An FPGA Accelerator for Efficient Execution of Lightweight CNNs
The paper "A High-Throughput FPGA Accelerator for Lightweight CNNs With Balanced Dataflow" addresses the challenges in accelerating lightweight convolutional neural networks (LWCNNs) on FPGAs. The authors propose a novel multi-computing-engine (multi-CE) architecture designed to optimize both memory usage and computational efficiency, highlighting its performance superiority on popular LWCNN models such as MobileNetV2 and ShuffleNetV2.
Research Contributions and Methodology
- Multi-Computing-Engine Architecture: The authors identify inefficiencies in existing single-computing-engine designs, such as high on-chip/off-chip memory overhead and suboptimal computational efficiency. To address these, they propose a multi-CE-based accelerator with a balanced dataflow strategy. The architecture differentiates between feature map reused computing engines (FRCE) for shallow network layers and weight reused computing engines (WRCE) for deeper layers. This differentiation minimizes off-chip memory access and reduces on-chip memory footprint.
- Balanced Dataflow Strategy: A key feature of the proposed accelerator is its balanced dataflow strategy, designed to enhance computational efficiency. The paper describes a fine-grained parallel mechanism and a dataflow-oriented line buffer scheme, which mitigate data congestion and provide efficient resource mapping across different layers of the network.
- Resource Allocation and Scalability: The authors introduce a resource-aware memory and parallelism allocation methodology. This approach leverages a performance model to optimize system performance and scalability, adjusting DSP utilization and CE types in response to the specific resource requirements of different network layers.

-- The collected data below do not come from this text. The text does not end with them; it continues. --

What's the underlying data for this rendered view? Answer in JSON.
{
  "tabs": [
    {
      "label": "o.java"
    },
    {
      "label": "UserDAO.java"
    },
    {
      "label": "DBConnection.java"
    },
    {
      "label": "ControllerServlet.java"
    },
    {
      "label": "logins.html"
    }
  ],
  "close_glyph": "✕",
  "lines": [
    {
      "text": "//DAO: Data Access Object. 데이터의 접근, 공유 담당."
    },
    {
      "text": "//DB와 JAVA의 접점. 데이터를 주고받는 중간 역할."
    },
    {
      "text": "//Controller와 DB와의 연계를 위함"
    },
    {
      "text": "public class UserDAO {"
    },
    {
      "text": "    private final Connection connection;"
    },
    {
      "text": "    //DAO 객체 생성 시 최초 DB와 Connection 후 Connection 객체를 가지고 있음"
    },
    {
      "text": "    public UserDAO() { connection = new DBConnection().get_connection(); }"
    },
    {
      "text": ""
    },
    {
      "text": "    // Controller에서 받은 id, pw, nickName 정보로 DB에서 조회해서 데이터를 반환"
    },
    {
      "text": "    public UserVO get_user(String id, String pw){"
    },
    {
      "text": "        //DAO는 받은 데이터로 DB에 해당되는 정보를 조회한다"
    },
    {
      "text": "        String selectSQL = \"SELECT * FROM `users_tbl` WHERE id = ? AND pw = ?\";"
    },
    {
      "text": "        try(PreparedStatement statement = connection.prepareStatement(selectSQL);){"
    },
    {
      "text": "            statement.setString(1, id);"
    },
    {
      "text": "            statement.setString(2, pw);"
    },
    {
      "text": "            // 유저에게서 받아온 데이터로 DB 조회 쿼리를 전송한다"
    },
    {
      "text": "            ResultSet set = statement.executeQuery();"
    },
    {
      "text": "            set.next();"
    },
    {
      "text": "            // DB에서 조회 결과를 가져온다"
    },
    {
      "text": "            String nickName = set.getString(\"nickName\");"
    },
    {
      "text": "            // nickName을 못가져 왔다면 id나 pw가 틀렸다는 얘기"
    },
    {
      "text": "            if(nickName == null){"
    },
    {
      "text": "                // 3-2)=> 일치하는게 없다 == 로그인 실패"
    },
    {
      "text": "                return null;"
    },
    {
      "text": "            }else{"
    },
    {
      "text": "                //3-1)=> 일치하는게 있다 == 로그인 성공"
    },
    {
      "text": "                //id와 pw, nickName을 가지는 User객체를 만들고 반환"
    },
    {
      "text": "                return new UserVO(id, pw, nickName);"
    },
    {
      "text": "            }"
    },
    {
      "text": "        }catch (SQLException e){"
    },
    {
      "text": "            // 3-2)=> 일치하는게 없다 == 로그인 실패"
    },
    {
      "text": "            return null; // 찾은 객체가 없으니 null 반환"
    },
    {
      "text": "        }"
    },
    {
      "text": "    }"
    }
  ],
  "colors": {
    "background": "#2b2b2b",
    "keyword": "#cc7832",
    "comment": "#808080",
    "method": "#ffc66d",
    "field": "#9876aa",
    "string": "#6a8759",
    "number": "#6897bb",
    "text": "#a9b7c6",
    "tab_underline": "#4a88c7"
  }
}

These adjustments ensure maximized throughput and computational efficiency.
Performance Evaluation
The proposed accelerator was implemented on a Xilinx ZC706 platform and evaluated using MobileNetV2 and ShuffleNetV2. The results demonstrate that the accelerator significantly outperforms other state-of-the-art LWCNN accelerators, achieving up to 2092.4 frames per second (FPS) and a MAC efficiency of 94.58%. Key improvements include a 68.3% reduction in on-chip memory size and reduced off-chip memory access, compared to benchmark architectures.
Implications and Future Directions
The architecture not only enhances the performance of current LWCNN models but also provides a scalable framework capable of adapting to varying FPGA resources and deep learning models. The balance between memory optimization and computation efficiency heralds a promising direction for deploying CNNs in resource-constrained environments, such as edge devices and real-time systems.
In terms of future developments, the ideas in this paper could stimulate further research into hardware-specific optimizations for increasingly diverse neural network architectures. The methodology for resource allocation and parallelism tuning can be expanded to explore new trade-offs between latency, power consumption, and throughput on next-generation FPGAs.
The paper contributes substantively to the discourse on efficient hardware acceleration for machine learning, offering insights that align well with the practical needs of deploying deep learning solutions in constrained hardware environments. The alignment of architecture with algorithmic properties of LWCNNs shows a strategic approach that maximizes both hardware and application-specific performance metrics.